Benefits of an on-site cath lab

North Shore Medical Center’s commitment to quality patient care has been demonstrated through consistent upgrades and new programs to best serve the community. The newly installed cath lab allows patients in a cardiac crisis to be treated much more quickly and effectively.

“Two years ago, a heart patient would have had to be transported to a cath lab from here, which takes at least 30 minutes—the same amount of time it took us to open his artery on-site,” notes Dr. Carnendran.

“I felt very lucky to be here when it happened. If I hadn’t, it might have been a totally different story,” says Bonet.

Dr. Carnendran credits the forward-thinking hospital administration for recognizing a need in the community and investing resources in meeting that need.

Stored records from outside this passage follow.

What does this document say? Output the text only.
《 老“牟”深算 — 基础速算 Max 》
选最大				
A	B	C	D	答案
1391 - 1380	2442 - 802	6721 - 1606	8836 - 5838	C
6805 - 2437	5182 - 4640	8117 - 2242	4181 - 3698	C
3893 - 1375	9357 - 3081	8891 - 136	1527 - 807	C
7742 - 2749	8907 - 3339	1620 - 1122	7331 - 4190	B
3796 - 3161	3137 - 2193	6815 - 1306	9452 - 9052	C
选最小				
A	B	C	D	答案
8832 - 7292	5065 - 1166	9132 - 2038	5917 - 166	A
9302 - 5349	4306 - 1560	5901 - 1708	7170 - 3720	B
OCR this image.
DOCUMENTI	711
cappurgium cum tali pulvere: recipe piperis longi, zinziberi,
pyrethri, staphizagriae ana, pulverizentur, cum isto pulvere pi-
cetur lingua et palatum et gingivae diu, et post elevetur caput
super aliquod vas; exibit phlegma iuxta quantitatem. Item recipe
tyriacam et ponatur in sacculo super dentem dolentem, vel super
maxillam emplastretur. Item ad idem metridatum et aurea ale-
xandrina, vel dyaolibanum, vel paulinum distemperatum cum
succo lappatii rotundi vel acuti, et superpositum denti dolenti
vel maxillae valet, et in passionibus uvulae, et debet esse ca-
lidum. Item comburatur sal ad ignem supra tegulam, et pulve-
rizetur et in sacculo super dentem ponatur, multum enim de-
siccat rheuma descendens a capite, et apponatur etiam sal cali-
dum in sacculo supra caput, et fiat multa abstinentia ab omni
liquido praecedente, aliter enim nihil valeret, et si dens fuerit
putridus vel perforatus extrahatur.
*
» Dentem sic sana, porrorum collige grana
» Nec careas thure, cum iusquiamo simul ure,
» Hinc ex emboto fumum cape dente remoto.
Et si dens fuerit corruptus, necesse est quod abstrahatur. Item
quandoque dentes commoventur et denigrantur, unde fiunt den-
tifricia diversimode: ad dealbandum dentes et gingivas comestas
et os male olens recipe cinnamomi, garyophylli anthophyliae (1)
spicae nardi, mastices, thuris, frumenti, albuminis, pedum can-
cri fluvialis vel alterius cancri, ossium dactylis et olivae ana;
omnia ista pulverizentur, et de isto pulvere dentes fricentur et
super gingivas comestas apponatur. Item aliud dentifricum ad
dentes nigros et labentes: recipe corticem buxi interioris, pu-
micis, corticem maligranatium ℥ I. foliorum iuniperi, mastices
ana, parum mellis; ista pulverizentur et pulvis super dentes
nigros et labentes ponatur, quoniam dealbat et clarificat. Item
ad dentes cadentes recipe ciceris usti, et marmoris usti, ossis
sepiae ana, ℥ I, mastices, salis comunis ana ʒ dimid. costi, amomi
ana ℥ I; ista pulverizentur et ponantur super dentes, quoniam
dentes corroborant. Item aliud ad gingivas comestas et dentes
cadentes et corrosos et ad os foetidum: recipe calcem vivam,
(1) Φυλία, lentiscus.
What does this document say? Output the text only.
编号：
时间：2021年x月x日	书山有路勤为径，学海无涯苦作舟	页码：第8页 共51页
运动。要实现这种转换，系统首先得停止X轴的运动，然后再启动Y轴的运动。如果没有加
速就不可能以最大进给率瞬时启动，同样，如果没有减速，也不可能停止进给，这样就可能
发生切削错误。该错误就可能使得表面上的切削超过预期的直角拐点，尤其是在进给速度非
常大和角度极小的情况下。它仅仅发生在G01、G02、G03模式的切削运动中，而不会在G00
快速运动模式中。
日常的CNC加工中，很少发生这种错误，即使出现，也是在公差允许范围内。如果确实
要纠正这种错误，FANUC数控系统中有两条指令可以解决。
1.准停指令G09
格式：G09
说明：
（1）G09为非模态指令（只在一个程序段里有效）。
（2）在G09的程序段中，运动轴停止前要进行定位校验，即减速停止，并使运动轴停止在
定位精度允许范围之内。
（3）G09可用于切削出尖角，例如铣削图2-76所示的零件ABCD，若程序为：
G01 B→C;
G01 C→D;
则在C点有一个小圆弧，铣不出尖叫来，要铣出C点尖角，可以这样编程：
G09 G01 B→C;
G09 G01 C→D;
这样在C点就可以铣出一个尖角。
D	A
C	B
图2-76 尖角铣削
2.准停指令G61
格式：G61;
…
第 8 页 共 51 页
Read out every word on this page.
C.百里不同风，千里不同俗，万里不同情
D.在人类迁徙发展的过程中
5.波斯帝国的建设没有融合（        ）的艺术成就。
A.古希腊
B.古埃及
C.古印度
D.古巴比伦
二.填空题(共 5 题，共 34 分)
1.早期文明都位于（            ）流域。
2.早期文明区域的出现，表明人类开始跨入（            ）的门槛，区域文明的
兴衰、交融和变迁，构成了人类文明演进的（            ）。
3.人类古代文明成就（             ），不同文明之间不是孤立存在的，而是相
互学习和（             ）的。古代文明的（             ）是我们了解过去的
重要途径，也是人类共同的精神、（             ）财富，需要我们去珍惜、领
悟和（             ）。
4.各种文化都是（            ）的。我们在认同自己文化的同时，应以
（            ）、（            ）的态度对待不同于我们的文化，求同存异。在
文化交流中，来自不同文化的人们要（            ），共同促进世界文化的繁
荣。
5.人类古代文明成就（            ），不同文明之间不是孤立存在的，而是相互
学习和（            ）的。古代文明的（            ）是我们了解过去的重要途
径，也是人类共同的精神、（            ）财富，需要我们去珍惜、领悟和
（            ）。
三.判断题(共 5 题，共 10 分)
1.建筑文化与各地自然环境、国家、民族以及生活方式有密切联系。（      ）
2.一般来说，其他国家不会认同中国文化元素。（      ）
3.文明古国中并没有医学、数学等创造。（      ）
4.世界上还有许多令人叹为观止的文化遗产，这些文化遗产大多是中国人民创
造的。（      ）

"Heart attacks don’t discriminate. A lot of people in our community would come in with heart attacks, and we would have to send them to other hospitals, which delayed treatment,” he says. “The standard of cardiac care means the sooner the better. So our CEO Manny Linares made it his mission to upgrade the hospital with the cath lab angioplasty. It’s a blessing to the community we serve.” 

The North Shore difference

North Shore’s administration has proven to be a driving force in the hospital’s success. After 15 years of working in all kinds of hospital systems, Dr. Carnendran notes that North Shore’s administration stands apart for its caring, compassionate approach.

“Friendliness is very important in a hospital. If an administration is rigid, the supporting staff members aren’t friendly. If the administration and support staff aren’t friendly, the doctors will get discouraged and won’t want to work there. And obviously doctors are crucial to the operation,” says Dr. Carnendran. “Here, we have great, friendly people under Manny’s leadership. The support staff is helpful to the doctors. If we need something that’s important to patient health, they secure it for us. That’s part of good quality patient care. Apart from the doctors and the gadgets, you need the support system of the administration.”

Bonet attests to that same friendliness filtering down through the ranks to the people who treated him hands-on.

“They were all very nice, and communicated well the entire time. They’d say, ‘Look, we’re going to do this for you now, we’re going to put patches on you now, take this pill, here’s how to take it,’ etc. Everything went so fast, but I was comfortable and at ease, despite the circumstances of my situation,” he says.

While Bonet didn’t come to North Shore intending to be a heart patient, he certainly left as one. And what’s remarkable to Dr. Carnendran is that he came back with an appreciation card.

“He didn’t know or remember where the cath lab was, so he was a little lost when I found him. I thought the card was very nice,” says Dr. Carnendran. “In my experience, patients appreciate you, then they leave, then they get boggled down with life’s stress, and they don’t remember. But Mr. Bonet is one of the ones who remembered.”